This tab allows researchers to calculate coverage for a list of concepts in the data. Coverage is defined as the fraction of the total number of properties in the population captured in the sample for each concept (Canessa et al., 2023). By adjusting the expected coverage, researchers can determine if their data meets the required level of comprehensiveness. The tab displays a table with the following columns: Concept, T_star, S_hat_star, and Warning.

  • T_star: Number of additional subjects needed to achieve the desired coverage.

  • S_hat_star: Estimate of the semantic richness after including additional subjects.

  • Warning: Indicates if Q2=0, meaning T_star cannot be calculated and further actions are required.

Data Simulator:

The property_simulator function generates synthetic data by modeling a probability distribution from which properties are sampled in a Property Listing Task (PLT). It is used to illustrate the incremental sampling procedure and does not need to accurately model any real probability distribution (Canessa et al., 2023). The function takes three parameters: "concept," "additional unique properties," and "number of subjects to generate." The "concept" parameter specifies the concept for which synthetic data will be generated. "Additional unique properties" is the number of new properties with a frequency of 1 to be added to the empirical distribution. "Number of subjects to generate" specifies the number of artificial subjects. The function returns a table with synthetic properties listed by each artificial subject.

Inputs to Calculate p(a):

This tab provides the necessary information to calculate the agreement probability. Researchers must select a concept. The tab displays a table listing each property mentioned for that specific concept and its frequency. An additional value, 's', is calculated for each concept, representing the average number of properties listed by subjects for a given concept in a PLT. The 's' value is repeated for each property row that belongs to the same concept to improve readability.

P(a) Calculation:

This tab calculates the agreement probability (P(a)) between pairs of concepts. Users can choose to calculate agreement probability for all concepts against themselves or for specific pairs. Users can adjust several parameters to improve the calculation:

  • Number of Repetitions: Sets how many times the entire simulation process is repeated.

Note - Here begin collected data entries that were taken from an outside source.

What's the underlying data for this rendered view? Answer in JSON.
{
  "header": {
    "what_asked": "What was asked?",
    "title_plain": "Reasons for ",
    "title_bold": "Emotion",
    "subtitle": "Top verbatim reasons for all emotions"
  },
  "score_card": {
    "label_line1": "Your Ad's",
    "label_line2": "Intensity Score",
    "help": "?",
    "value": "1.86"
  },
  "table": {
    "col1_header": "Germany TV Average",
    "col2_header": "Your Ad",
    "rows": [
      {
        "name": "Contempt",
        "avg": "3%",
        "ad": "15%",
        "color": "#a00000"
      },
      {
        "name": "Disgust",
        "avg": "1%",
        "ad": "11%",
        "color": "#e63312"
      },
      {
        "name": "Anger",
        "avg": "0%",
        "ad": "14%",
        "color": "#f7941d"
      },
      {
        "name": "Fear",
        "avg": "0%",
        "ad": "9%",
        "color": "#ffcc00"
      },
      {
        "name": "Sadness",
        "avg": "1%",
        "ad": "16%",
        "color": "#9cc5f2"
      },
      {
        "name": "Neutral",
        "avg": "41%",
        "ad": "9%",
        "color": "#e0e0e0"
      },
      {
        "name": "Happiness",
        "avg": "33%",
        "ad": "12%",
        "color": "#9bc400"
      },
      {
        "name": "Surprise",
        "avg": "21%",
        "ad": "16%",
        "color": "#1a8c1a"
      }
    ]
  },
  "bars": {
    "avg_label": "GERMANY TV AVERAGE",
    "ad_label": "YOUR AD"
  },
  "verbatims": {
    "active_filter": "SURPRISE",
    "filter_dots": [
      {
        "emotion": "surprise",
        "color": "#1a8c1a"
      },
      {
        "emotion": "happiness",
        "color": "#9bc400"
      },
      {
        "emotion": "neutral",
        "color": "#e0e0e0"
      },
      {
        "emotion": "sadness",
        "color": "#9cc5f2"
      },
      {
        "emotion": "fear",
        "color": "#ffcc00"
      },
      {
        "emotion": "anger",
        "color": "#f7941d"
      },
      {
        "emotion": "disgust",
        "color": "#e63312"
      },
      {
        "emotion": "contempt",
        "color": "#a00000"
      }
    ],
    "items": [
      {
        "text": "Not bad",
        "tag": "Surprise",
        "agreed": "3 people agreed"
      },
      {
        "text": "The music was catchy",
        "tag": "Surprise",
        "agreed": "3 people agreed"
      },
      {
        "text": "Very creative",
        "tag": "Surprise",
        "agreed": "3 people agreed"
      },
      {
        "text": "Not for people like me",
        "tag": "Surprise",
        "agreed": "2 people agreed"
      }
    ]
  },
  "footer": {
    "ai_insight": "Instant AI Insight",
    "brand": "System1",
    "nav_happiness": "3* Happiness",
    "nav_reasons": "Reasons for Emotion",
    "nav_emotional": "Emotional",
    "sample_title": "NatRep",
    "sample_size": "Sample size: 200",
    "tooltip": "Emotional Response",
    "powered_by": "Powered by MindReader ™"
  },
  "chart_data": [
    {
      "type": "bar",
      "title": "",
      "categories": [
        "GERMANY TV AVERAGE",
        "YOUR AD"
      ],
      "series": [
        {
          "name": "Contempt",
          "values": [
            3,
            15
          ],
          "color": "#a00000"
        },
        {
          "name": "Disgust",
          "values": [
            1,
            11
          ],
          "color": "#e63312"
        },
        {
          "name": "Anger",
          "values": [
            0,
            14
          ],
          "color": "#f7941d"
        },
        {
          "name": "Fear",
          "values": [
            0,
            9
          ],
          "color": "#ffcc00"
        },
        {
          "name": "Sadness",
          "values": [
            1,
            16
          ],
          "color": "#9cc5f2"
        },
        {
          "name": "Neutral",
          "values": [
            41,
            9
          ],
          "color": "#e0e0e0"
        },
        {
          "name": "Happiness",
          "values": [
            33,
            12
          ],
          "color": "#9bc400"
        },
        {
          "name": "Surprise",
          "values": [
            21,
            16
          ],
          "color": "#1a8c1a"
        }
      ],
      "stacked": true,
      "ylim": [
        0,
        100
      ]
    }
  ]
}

  • Number of Iterations: Specifies the number of iterations within each repetition.

  • Moving Average Window Size: Defines how many of the last iterations are averaged together to calculate the agreement probability (P(a)).

Clusters and Shifts:

This tab displays graphs for the "average number of clusters per subject," "average number of shifts per subject," and the "similarity matrix and clusters for a concept." Researchers must select a concept and set the "threshold for clustering" to generate these graphs. The threshold defines the minimum similarity required for two words to be included in the same cluster. The graphs obtained are:

  • Similarity Matrix and Clusters: Shows how closely related pairs of words are based on their positions in lists generated by subjects.

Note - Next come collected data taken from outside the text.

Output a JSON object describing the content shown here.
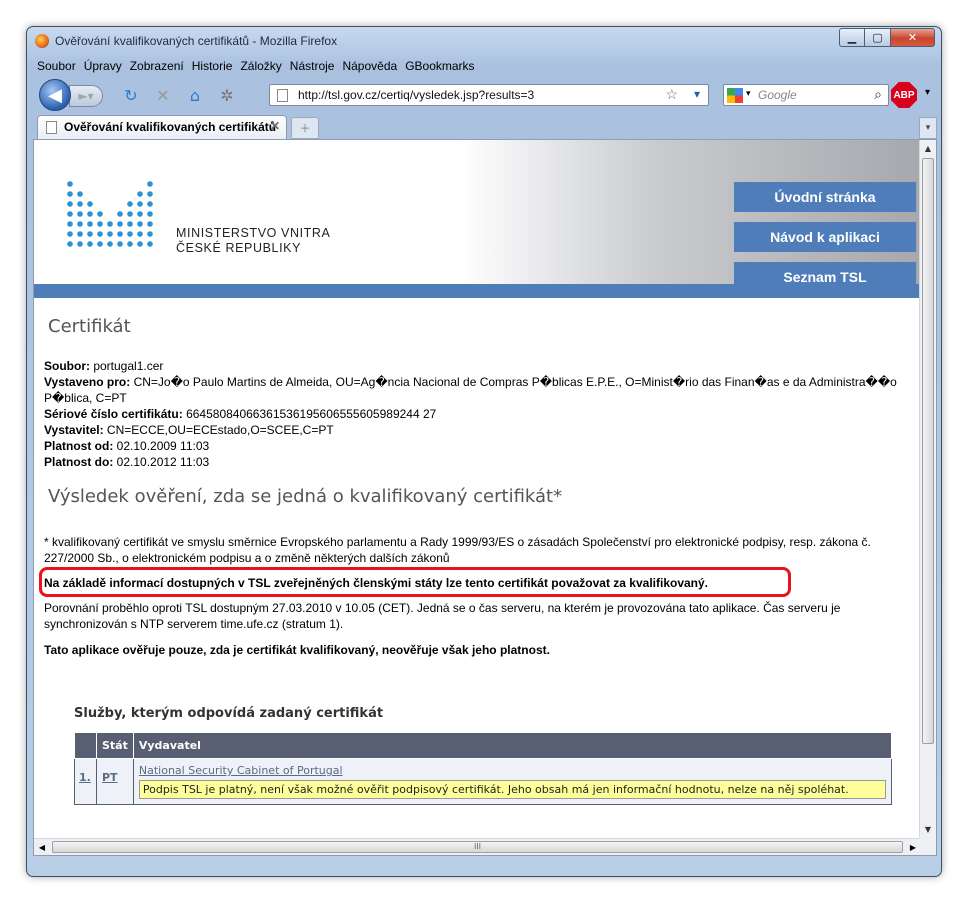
{
  "window": {
    "title": "Ověřování kvalifikovaných certifikátů - Mozilla Firefox"
  },
  "menu": [
    "Soubor",
    "Úpravy",
    "Zobrazení",
    "Historie",
    "Záložky",
    "Nástroje",
    "Nápověda",
    "GBookmarks"
  ],
  "navbar": {
    "url": "http://tsl.gov.cz/certiq/vysledek.jsp?results=3",
    "search_placeholder": "Google",
    "adblock_label": "ABP"
  },
  "tab": {
    "label": "Ověřování kvalifikovaných certifikátů"
  },
  "site": {
    "logo_line1": "MINISTERSTVO VNITRA",
    "logo_line2": "ČESKÉ REPUBLIKY",
    "nav": [
      "Úvodní stránka",
      "Návod k aplikaci",
      "Seznam TSL"
    ],
    "accent_color": "#4f7db9"
  },
  "certificate": {
    "heading": "Certifikát",
    "soubor_label": "Soubor:",
    "soubor_value": " portugal1.cer",
    "vystaveno_label": "Vystaveno pro:",
    "vystaveno_value": " CN=Jo�o Paulo Martins de Almeida, OU=Ag�ncia Nacional de Compras P�blicas E.P.E., O=Minist�rio das Finan�as e da Administra��o P�blica, C=PT",
    "serial_label": "Sériové číslo certifikátu:",
    "serial_value": " 66458084066361536195606555605989244 27",
    "vystavitel_label": "Vystavitel:",
    "vystavitel_value": " CN=ECCE,OU=ECEstado,O=SCEE,C=PT",
    "od_label": "Platnost od:",
    "od_value": " 02.10.2009 11:03",
    "do_label": "Platnost do:",
    "do_value": " 02.10.2012 11:03"
  },
  "result": {
    "heading": "Výsledek ověření, zda se jedná o kvalifikovaný certifikát*",
    "footnote": "* kvalifikovaný certifikát ve smyslu směrnice Evropského parlamentu a Rady 1999/93/ES o zásadách Společenství pro elektronické podpisy, resp. zákona č. 227/2000 Sb., o elektronickém podpisu a o změně některých dalších zákonů",
    "verdict": "Na základě informací dostupných v TSL zveřejněných členskými státy lze tento certifikát považovat za kvalifikovaný.",
    "comparison": "Porovnání proběhlo oproti TSL dostupným 27.03.2010 v 10.05 (CET). Jedná se o čas serveru, na kterém je provozována tato aplikace. Čas serveru je synchronizován s NTP serverem time.ufe.cz (stratum 1).",
    "disclaimer": "Tato aplikace ověřuje pouze, zda je certifikát kvalifikovaný, neověřuje však jeho platnost."
  },
  "services": {
    "heading": "Služby, kterým odpovídá zadaný certifikát",
    "columns": [
      "",
      "Stát",
      "Vydavatel"
    ],
    "rows": [
      {
        "num": "1.",
        "state": "PT",
        "issuer": "National Security Cabinet of Portugal",
        "note": "Podpis TSL je platný, není však možné ověřit podpisový certifikát. Jeho obsah má jen informační hodnotu, nelze na něj spoléhat."
      }
    ]
  },
  "scroll": {
    "hthumb_grip": "III"
  }
}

  • Average Number of Clusters per Subject: Indicates how many distinct groups of related words each subject creates on average.

  • Average Number of Shifts per Subject: Reflects the fluidity of a subject's thought process and how often they switch contexts while listing words.

Users can adjust the resolution of the graphs and download them.

References

Canessa, E., & Chaigneau, S. E. (2020). Mathematical regularities of data from the property listing task. Journal of Mathematical Psychology, 97 doi:10.1016/j.jmp.2020.102376

Examples

if (interactive()) {
  WordListsAnalytics()
}